Non serviam

 

Source : Baruch de Spinoza, quatre conférences, par Ernst Bloch, traduit de l’allemand, annoté et préfacé par Arno Münster, éditions Delga.

Spinoza était totalement incorruptible, non influençable, et tout semblait aller de soi, simplement, sans le moindre pathos juvénile. Il a très peu publié de son vivant. Son œuvre majeure, L’Éthique, n’a été publiée qu’après sa mort, en 1677, et il avait exprimé le vœu que l’ouvrage ne soit pas publié sous son nom, mais sous les initiales B.D.S., car il s’agissait d’une philosophie sans surnom ; donc, d’une objectivité sublime qui n’est même pas dépassé par Socrate.

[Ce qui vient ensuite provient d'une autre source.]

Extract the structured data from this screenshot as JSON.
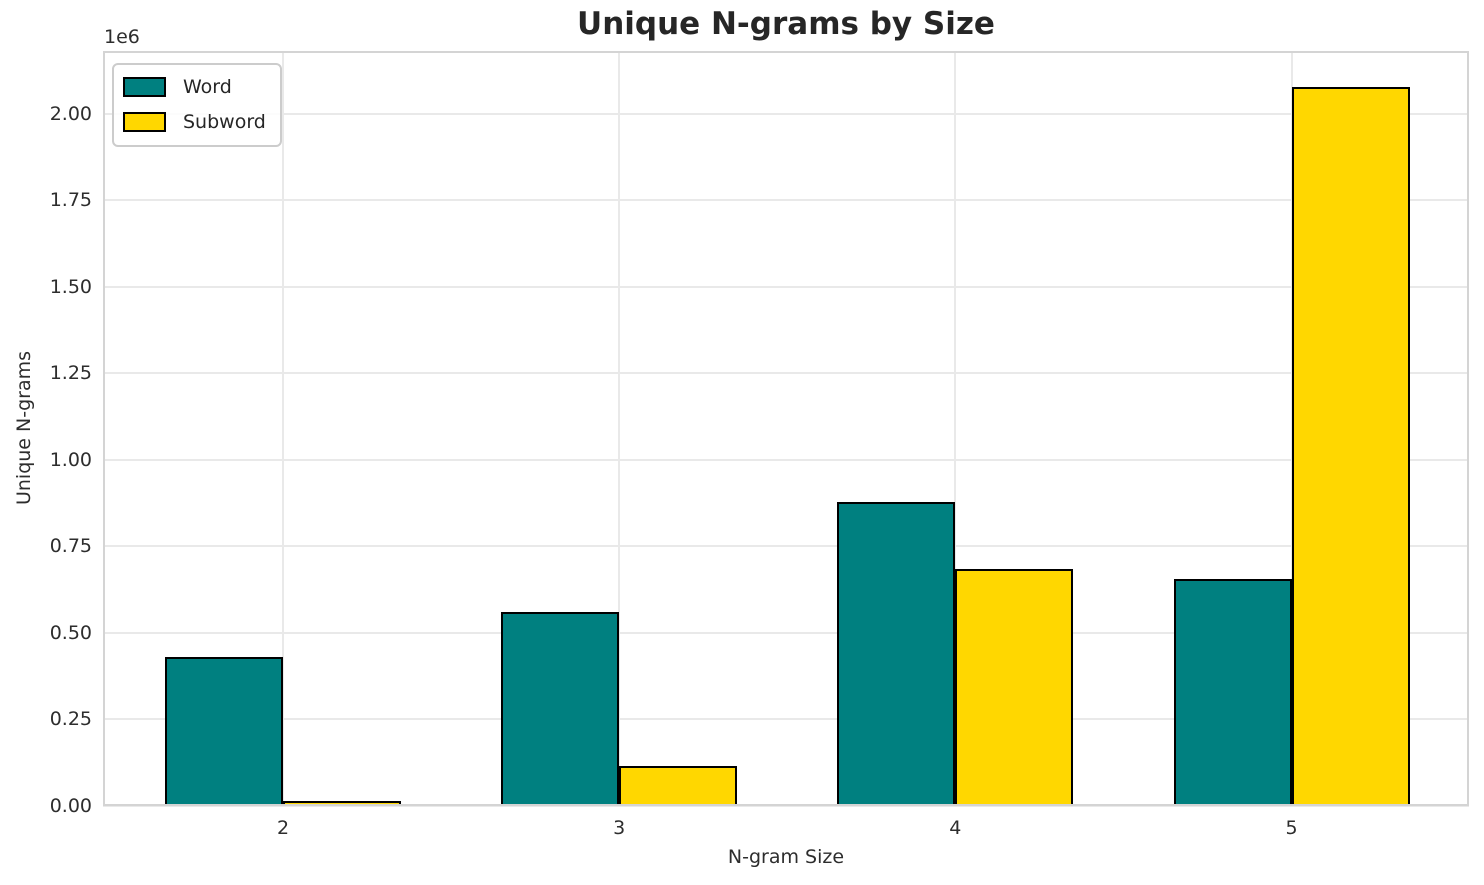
{
  "chart_data": {
    "type": "bar",
    "title": "Unique N-grams by Size",
    "xlabel": "N-gram Size",
    "ylabel": "Unique N-grams",
    "y_offset_label": "1e6",
    "categories": [
      "2",
      "3",
      "4",
      "5"
    ],
    "series": [
      {
        "name": "Word",
        "color": "#008080",
        "values": [
          430000,
          562000,
          880000,
          656000
        ]
      },
      {
        "name": "Subword",
        "color": "#FFD700",
        "values": [
          15000,
          115000,
          684000,
          2078000
        ]
      }
    ],
    "ylim": [
      0,
      2182000
    ],
    "yticks": [
      0,
      250000,
      500000,
      750000,
      1000000,
      1250000,
      1500000,
      1750000,
      2000000
    ],
    "ytick_labels": [
      "0.00",
      "0.25",
      "0.50",
      "0.75",
      "1.00",
      "1.25",
      "1.50",
      "1.75",
      "2.00"
    ],
    "grid": true,
    "legend_position": "upper left",
    "bar_edge_color": "#000000",
    "gridline_color": "#e9e9e9",
    "spine_color": "#d4d4d4"
  }
}
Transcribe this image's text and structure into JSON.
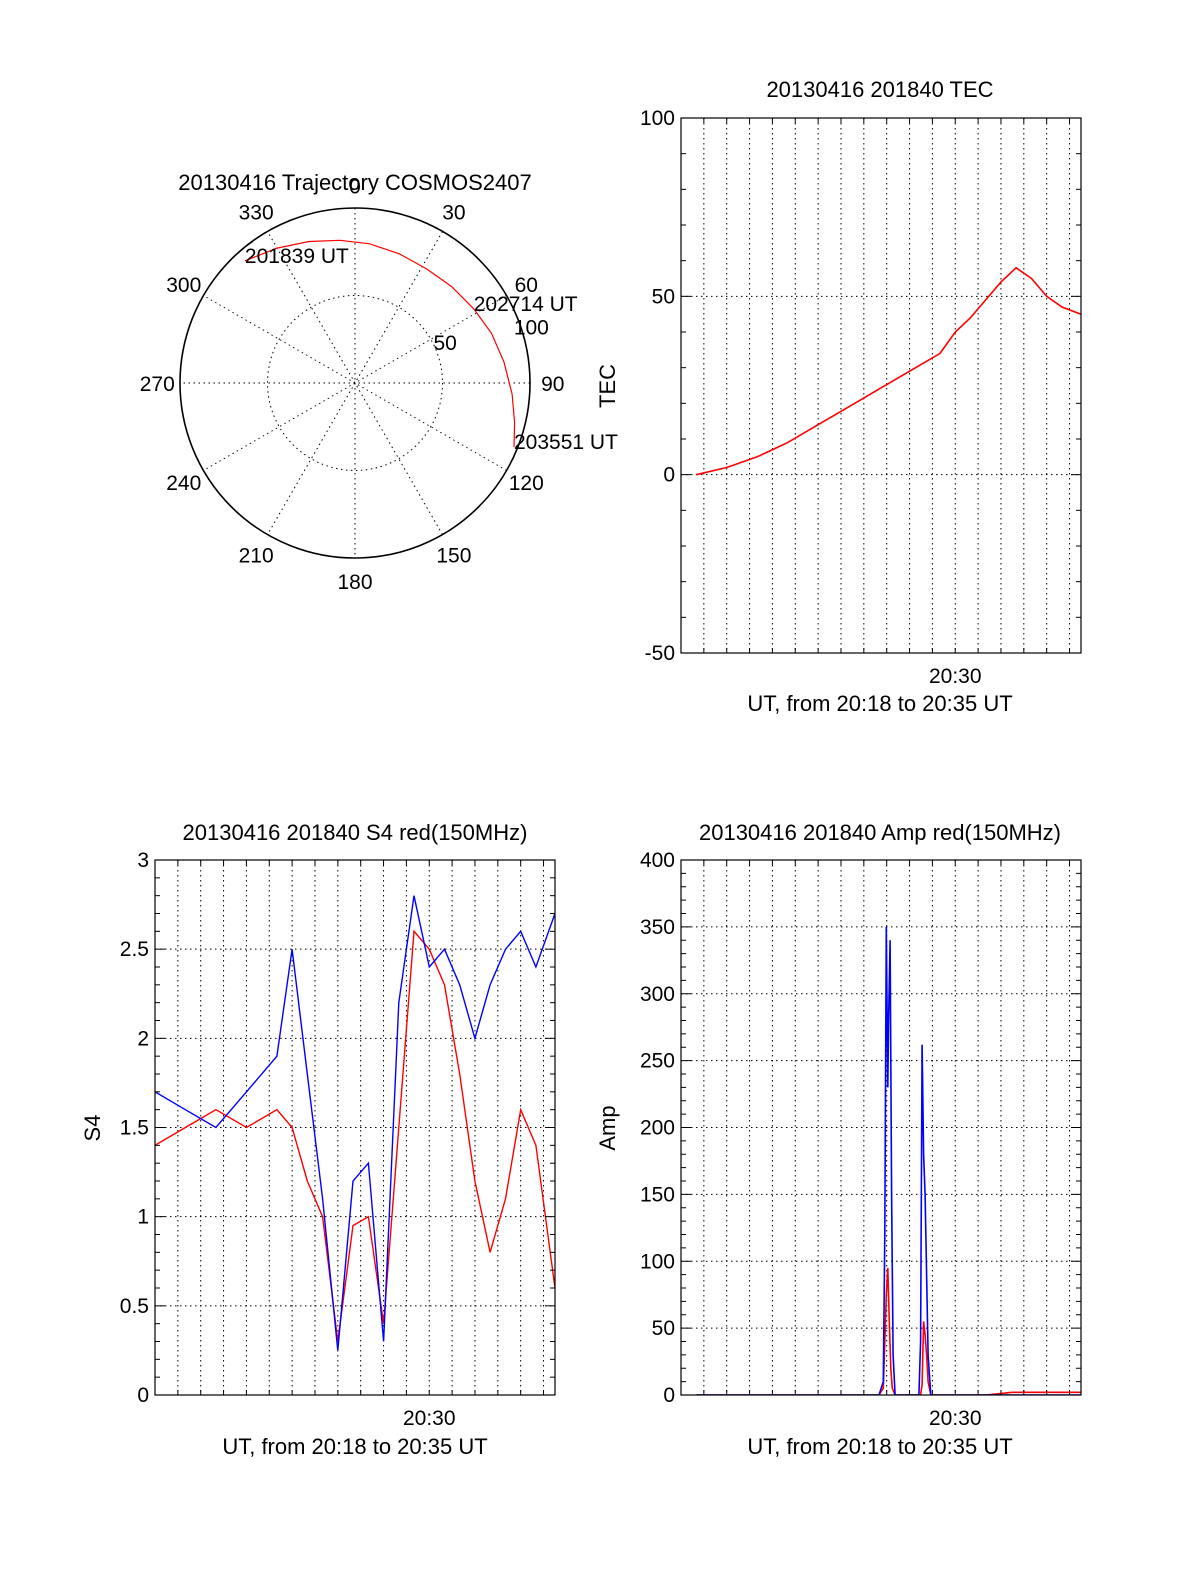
{
  "colors": {
    "red": "#ff0000",
    "blue": "#0000ff"
  },
  "chart_data": [
    {
      "type": "polar",
      "title": "20130416 Trajectory COSMOS2407",
      "azimuth_labels": [
        "0",
        "30",
        "60",
        "90",
        "120",
        "150",
        "180",
        "210",
        "240",
        "270",
        "300",
        "330"
      ],
      "radius_labels": [
        "50",
        "100"
      ],
      "trajectory": {
        "color": "#ff0000",
        "points": [
          {
            "az": 318,
            "zen": 94
          },
          {
            "az": 330,
            "zen": 89
          },
          {
            "az": 342,
            "zen": 85
          },
          {
            "az": 354,
            "zen": 82
          },
          {
            "az": 6,
            "zen": 80
          },
          {
            "az": 19,
            "zen": 78
          },
          {
            "az": 32,
            "zen": 77
          },
          {
            "az": 45,
            "zen": 78
          },
          {
            "az": 58,
            "zen": 80
          },
          {
            "az": 70,
            "zen": 83
          },
          {
            "az": 82,
            "zen": 86
          },
          {
            "az": 94,
            "zen": 90
          },
          {
            "az": 104,
            "zen": 94
          },
          {
            "az": 112,
            "zen": 98
          }
        ]
      },
      "annotations": [
        {
          "text": "201839 UT",
          "az": 318,
          "zen": 94
        },
        {
          "text": "202714 UT",
          "az": 58,
          "zen": 80
        },
        {
          "text": "203551 UT",
          "az": 112,
          "zen": 98
        }
      ]
    },
    {
      "type": "line",
      "title": "20130416 201840 TEC",
      "ylabel": "TEC",
      "xlabel": "UT, from 20:18 to 20:35 UT",
      "xlim": [
        20.3,
        20.5917
      ],
      "ylim": [
        -50,
        100
      ],
      "yticks": [
        "-50",
        "0",
        "50",
        "100"
      ],
      "xticks": [
        {
          "value": 20.5,
          "label": "20:30"
        }
      ],
      "series": [
        {
          "color": "#ff0000",
          "x": [
            20.3111,
            20.3333,
            20.3556,
            20.3778,
            20.4,
            20.4222,
            20.4444,
            20.4667,
            20.4889,
            20.5,
            20.5111,
            20.5222,
            20.5333,
            20.5444,
            20.5556,
            20.5667,
            20.5778,
            20.5917
          ],
          "y": [
            0,
            2,
            5,
            9,
            14,
            19,
            24,
            29,
            34,
            40,
            44,
            49,
            54,
            58,
            55,
            50,
            47,
            45
          ]
        }
      ]
    },
    {
      "type": "line",
      "title": "20130416 201840 S4 red(150MHz)",
      "ylabel": "S4",
      "xlabel": "UT, from 20:18 to 20:35 UT",
      "xlim": [
        20.3,
        20.5917
      ],
      "ylim": [
        0,
        3
      ],
      "yticks": [
        "0",
        "0.5",
        "1",
        "1.5",
        "2",
        "2.5",
        "3"
      ],
      "xticks": [
        {
          "value": 20.5,
          "label": "20:30"
        }
      ],
      "series": [
        {
          "color": "#ff0000",
          "x": [
            20.3,
            20.3222,
            20.3444,
            20.3667,
            20.3889,
            20.4,
            20.4111,
            20.4222,
            20.4333,
            20.4444,
            20.4556,
            20.4667,
            20.4778,
            20.4889,
            20.5,
            20.5111,
            20.5222,
            20.5333,
            20.5444,
            20.5556,
            20.5667,
            20.5778,
            20.5917
          ],
          "y": [
            1.4,
            1.5,
            1.6,
            1.5,
            1.6,
            1.5,
            1.2,
            1.0,
            0.3,
            0.95,
            1.0,
            0.4,
            1.5,
            2.6,
            2.5,
            2.3,
            1.8,
            1.2,
            0.8,
            1.1,
            1.6,
            1.4,
            0.6
          ]
        },
        {
          "color": "#0000ff",
          "x": [
            20.3,
            20.3222,
            20.3444,
            20.3667,
            20.3889,
            20.4,
            20.4111,
            20.4222,
            20.4333,
            20.4444,
            20.4556,
            20.4667,
            20.4778,
            20.4889,
            20.5,
            20.5111,
            20.5222,
            20.5333,
            20.5444,
            20.5556,
            20.5667,
            20.5778,
            20.5917
          ],
          "y": [
            1.7,
            1.6,
            1.5,
            1.7,
            1.9,
            2.5,
            1.8,
            1.1,
            0.25,
            1.2,
            1.3,
            0.3,
            2.2,
            2.8,
            2.4,
            2.5,
            2.3,
            2.0,
            2.3,
            2.5,
            2.6,
            2.4,
            2.7
          ]
        }
      ]
    },
    {
      "type": "line",
      "title": "20130416 201840 Amp red(150MHz)",
      "ylabel": "Amp",
      "xlabel": "UT, from 20:18 to 20:35 UT",
      "xlim": [
        20.3,
        20.5917
      ],
      "ylim": [
        0,
        400
      ],
      "yticks": [
        "0",
        "50",
        "100",
        "150",
        "200",
        "250",
        "300",
        "350",
        "400"
      ],
      "xticks": [
        {
          "value": 20.5,
          "label": "20:30"
        }
      ],
      "series": [
        {
          "color": "#ff0000",
          "x": [
            20.3111,
            20.4444,
            20.4475,
            20.4486,
            20.4497,
            20.4508,
            20.4519,
            20.453,
            20.4541,
            20.4561,
            20.4747,
            20.4758,
            20.4769,
            20.478,
            20.4791,
            20.4802,
            20.4822,
            20.5222,
            20.5417,
            20.5917
          ],
          "y": [
            0,
            0,
            5,
            40,
            75,
            95,
            55,
            20,
            5,
            0,
            0,
            8,
            55,
            45,
            30,
            10,
            0,
            0,
            2,
            2
          ]
        },
        {
          "color": "#0000ff",
          "x": [
            20.3111,
            20.4444,
            20.4475,
            20.4486,
            20.4497,
            20.4508,
            20.4514,
            20.4525,
            20.4536,
            20.4547,
            20.4561,
            20.4735,
            20.4747,
            20.4758,
            20.4769,
            20.478,
            20.4791,
            20.4802,
            20.4822,
            20.5917
          ],
          "y": [
            0,
            0,
            10,
            120,
            350,
            230,
            280,
            340,
            150,
            30,
            0,
            0,
            40,
            262,
            180,
            150,
            90,
            30,
            0,
            0
          ]
        }
      ]
    }
  ]
}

Une chaire de philosophie à l’Université de Heidelberg lui avait été offerte par le prince-électeur du palatinat Karl Ludwig, un partisan des pré-Lumières. La lettre de sollicitation, écrite par le professeur et conseiller du prince électeur Johann Ludwig Fabricus, a été conservée et archivée, ainsi que la réponse de Spinoza. Il a mis beaucoup de temps à répondre. Dans cette lettre de Fabricius, on peut lire que Son Altesse le prince-électeur espère que « Spinoza n’abusera pas de son grand génie à des fins de perturbations de la religion officiellement reconnue. »

Ce n’était pas mal intentionné. Heidelberg était un lieu de tolérance, ou les confessions luthériennes, réformées, papistes, catholiques et une multitude de sectes cohabitaient, dans un esprit de concorde. Mais cela suffit pour que Spinoza, mais c’était peut-être seulement un prétexte, parce qu’il ne voulait pas renoncer à sa tranquillité, refusât ce poste, cette chaire, avec des remerciements.

Il se contenta de continuer à polir davantage ses lentilles, il préféra continuer de gagner sa vie de solitaire et d’inconnu, au lieu de partir vers le grand monde et d’y occuper un poste de prestige, de plus très bien rémunéré.